Porque ninguna cadena será perpetua, y ninguna cárcel de “alta seguridad” para los sueños de los grillos y las esperanzas de cigarra.¡porque estos óvulos subversivos y amurallados, darán a luz la próxima BARRICADA!

Las letanías celestes que repletan las noches de los mundos, interrogan incesantes a las hijas ansiosas de la incertidumbre.

Explotan fulgurantes como los cuerpos que se extienden a través de las paredes, que irrumpen por los susurros de la luz, que enfrentan los abismos aireados y tórridos.

Los cuerpos oscuros de la ansiedad insurrecta, del deseo subversivo de las cadenas lunares, que derramadas en la tierra buscan sus nombres, esos que aún no tienen, que yacen hundidos en las raíces de las selvas.

HOMENAJE A LAS HIJAS DE PUTA…

Ellas, las hijas de puta.

Las hembras de las lunas rebeldes de la intemperie oscura, y de los soles tórridos calcinantes del yugo.

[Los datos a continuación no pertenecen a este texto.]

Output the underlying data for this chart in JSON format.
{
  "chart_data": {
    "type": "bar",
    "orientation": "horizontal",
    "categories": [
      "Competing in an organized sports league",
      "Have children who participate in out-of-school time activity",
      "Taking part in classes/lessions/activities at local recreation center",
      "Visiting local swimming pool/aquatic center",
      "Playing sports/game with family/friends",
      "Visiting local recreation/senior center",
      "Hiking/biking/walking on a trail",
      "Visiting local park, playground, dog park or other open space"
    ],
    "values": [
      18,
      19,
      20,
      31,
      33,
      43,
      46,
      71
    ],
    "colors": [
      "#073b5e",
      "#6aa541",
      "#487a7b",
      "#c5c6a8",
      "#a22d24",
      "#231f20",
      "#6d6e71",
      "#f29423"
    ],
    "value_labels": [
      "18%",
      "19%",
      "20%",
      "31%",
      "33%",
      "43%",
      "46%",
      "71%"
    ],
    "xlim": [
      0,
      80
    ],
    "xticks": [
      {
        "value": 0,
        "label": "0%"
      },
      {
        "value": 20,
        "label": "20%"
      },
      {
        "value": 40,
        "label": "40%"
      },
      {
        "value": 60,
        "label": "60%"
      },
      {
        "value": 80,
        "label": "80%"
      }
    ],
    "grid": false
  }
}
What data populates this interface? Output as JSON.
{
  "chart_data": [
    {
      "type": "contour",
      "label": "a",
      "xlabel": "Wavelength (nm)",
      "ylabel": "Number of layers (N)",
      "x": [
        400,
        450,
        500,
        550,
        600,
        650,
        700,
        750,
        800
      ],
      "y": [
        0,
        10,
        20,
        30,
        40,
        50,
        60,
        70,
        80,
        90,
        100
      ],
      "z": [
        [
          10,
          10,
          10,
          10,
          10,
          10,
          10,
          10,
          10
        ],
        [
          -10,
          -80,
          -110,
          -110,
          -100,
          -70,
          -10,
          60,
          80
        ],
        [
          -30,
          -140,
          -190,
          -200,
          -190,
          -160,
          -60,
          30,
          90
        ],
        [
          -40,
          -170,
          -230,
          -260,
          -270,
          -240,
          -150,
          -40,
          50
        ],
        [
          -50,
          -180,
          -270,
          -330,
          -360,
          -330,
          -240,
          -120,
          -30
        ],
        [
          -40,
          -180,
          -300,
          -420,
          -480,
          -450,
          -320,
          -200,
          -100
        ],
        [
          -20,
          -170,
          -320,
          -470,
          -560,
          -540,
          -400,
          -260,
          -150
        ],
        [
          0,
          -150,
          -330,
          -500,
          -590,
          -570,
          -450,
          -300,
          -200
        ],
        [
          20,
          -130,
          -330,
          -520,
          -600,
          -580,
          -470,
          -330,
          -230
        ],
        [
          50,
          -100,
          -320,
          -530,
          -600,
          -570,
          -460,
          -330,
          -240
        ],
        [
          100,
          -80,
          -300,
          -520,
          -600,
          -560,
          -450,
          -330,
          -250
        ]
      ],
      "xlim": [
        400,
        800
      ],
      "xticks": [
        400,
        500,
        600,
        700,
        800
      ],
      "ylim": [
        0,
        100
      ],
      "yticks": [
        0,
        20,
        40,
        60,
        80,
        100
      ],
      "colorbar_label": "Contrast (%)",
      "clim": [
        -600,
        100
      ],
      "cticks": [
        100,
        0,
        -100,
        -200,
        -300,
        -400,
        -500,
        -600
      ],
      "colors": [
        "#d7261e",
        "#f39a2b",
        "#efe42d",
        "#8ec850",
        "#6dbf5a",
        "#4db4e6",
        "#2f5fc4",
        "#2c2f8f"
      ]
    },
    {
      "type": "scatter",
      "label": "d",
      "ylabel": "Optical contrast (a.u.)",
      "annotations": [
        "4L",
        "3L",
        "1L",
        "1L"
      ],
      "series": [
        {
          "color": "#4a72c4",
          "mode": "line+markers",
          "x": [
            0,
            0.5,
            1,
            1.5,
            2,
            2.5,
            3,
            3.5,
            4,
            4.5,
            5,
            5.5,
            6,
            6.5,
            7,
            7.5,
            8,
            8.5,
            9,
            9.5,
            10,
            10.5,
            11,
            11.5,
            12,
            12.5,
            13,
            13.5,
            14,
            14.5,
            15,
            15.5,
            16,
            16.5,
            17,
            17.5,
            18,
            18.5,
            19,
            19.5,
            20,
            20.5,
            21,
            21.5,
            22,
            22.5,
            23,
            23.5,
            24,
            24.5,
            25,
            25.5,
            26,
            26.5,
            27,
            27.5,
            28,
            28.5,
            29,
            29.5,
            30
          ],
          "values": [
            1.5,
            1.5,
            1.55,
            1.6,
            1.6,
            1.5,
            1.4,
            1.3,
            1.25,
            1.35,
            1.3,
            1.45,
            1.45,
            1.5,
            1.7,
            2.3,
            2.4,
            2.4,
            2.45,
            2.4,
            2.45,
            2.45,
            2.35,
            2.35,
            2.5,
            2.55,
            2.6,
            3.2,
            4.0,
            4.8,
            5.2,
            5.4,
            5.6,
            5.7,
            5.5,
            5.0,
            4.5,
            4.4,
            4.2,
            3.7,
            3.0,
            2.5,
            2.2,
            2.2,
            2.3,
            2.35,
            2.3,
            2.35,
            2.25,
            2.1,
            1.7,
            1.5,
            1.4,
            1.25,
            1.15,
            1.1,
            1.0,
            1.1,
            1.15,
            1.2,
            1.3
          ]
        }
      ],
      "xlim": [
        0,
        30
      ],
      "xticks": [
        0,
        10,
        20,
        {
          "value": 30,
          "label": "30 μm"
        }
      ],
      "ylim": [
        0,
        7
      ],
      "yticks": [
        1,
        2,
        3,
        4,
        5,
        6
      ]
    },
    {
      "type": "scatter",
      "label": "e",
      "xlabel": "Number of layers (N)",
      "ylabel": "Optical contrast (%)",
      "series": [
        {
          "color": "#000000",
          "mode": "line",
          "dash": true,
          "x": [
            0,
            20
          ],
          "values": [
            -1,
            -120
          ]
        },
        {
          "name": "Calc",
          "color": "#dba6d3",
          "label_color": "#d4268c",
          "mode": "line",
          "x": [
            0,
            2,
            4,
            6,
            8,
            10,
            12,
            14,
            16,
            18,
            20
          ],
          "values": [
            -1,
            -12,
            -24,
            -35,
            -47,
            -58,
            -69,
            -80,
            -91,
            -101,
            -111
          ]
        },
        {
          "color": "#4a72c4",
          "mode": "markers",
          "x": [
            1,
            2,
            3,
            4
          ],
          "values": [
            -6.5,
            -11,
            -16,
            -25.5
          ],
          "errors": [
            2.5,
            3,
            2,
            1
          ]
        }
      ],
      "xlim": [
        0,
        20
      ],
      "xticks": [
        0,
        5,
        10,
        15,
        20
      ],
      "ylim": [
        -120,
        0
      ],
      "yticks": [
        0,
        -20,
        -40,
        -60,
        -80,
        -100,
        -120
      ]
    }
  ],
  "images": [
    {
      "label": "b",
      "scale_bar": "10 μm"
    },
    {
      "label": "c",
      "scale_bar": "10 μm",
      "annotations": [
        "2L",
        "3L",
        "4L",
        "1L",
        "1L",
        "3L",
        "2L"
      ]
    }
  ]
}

Ellas las odiadas, las despreciadas, las olvidadas, las negras, las rojas, las asesinadas, las torturadas, las…

Seguirán de frente con sus pechos polvorientos y ametrallados inflamando tus caminos, mostrándote su sexo orgullosamente erguido de guerrillas.

Continuarán explotando, gimiendo demenciales de verdades radicales, inundando los silncios de estas selvas de orgasmos libertarios.

Y ellas seguirán fecundando al mundo de más hijas e hijos de puta,

Y en las calles tomadas con sus cuerpos agirosalados de fusil, para saltarte encima y escupirle la cara a tu cabrona opresión y a tu cafiche sistema…

¡¡porque hoy más que nunca la LIBERTAD lleva tatuada en la piel a una hija de puta!!